Significantly, the company produced free cash flow of more than A$10 million in August, increasing the closing cash and bullion balance to A$53.4 million, ahead of a scheduled 25% repayment of a debt facility to Coris Bank amounting to US$6.25 million.
Abujar is forecast to generate strong cash flows of US$50 million to US$60 million in the second half of the year, with all-in-sustaining costs of $1,175-$1,350 per ounce.
H2 production adjustment
The company completed more than 15,000 metres of grade-control drilling at Abujar during July and August, at a close-spaced pattern of 12.5 metres by 6.25 metres, allowing for a more accurate forecast of mining and production between September and December.
"Detailed grade control (drilling) has resulted in the same amount of contained gold, but a 10% increase in tonnes mined,” Tietto managing director and CEO Matt Wilcox said.
Consequently, Tietto has adjusted the second-half gold production guidance to between 75,000 to 85,000 ounces to reflect the grade control drilling results August, an updated reserve model and reduced stockpiles.
Abujar’s 2023 reserve model, which was generated using the April 2023 resource model update, shows a 10% increase in ore tonnes and an 8.3% decreased grade, resulting in a 2% metal reduction compared to the 2022 reserve model used in the March 2023 forecast.
“We have initiated a debottlenecking study with an aim to increase mill throughput by 15% to 5.5 million tonnes per annum, which would bring forward gold ounces and lower cash costs of production,” Wilcox added.
Mining performance
Access to high-grade ore deeper into the pit was obstructed by large bodies of water making ground conditions difficult in August.
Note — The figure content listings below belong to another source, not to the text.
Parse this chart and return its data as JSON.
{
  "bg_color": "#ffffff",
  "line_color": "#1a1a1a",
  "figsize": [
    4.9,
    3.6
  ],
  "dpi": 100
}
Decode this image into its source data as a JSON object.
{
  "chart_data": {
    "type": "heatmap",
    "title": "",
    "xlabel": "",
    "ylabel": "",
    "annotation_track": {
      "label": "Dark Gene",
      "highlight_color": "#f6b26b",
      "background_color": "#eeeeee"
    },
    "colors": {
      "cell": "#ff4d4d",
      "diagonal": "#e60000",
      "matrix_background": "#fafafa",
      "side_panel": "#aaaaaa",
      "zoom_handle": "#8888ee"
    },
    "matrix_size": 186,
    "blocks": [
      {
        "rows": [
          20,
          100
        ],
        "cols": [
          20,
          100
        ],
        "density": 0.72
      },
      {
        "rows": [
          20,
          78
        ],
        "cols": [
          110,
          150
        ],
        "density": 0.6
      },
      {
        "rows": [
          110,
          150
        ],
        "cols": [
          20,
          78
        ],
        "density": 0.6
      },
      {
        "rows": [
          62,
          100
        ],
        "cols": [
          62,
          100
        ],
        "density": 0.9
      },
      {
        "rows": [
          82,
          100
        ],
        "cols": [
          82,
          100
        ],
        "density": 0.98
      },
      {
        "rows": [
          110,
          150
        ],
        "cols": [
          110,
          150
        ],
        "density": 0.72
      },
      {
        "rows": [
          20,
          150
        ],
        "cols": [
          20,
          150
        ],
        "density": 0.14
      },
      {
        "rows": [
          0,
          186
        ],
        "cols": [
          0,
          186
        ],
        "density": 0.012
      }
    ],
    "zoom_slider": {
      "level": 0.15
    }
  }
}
This resulted in actual mining benches averaging 10 metres higher than forecast in March.
As well, the wet weather affected productivity as more work needed to be done to access working areas, including sheeting (road-surfacing) with suitable laterite material prior to mining.
Productivity is expected to improve when West Africa transitions to dry weather in October.
Full LOM schedule
Independent resource consultant RPMG has completed the seven-year production schedule update based on the updated 2023 resource model that forecasts production up to 2030.
“We will release a full life of mine (LOM) study by the end of September based on the current circuit, which we expect will result in average production of 172,000 ounces of gold over the first seven years of production at an expected all-in cost of approximately $1,100 per ounce, producing very strong annual free cashflows,” Wilcox said.
Under the full life of mine schedule, production is anticipated to extend for over 11 years.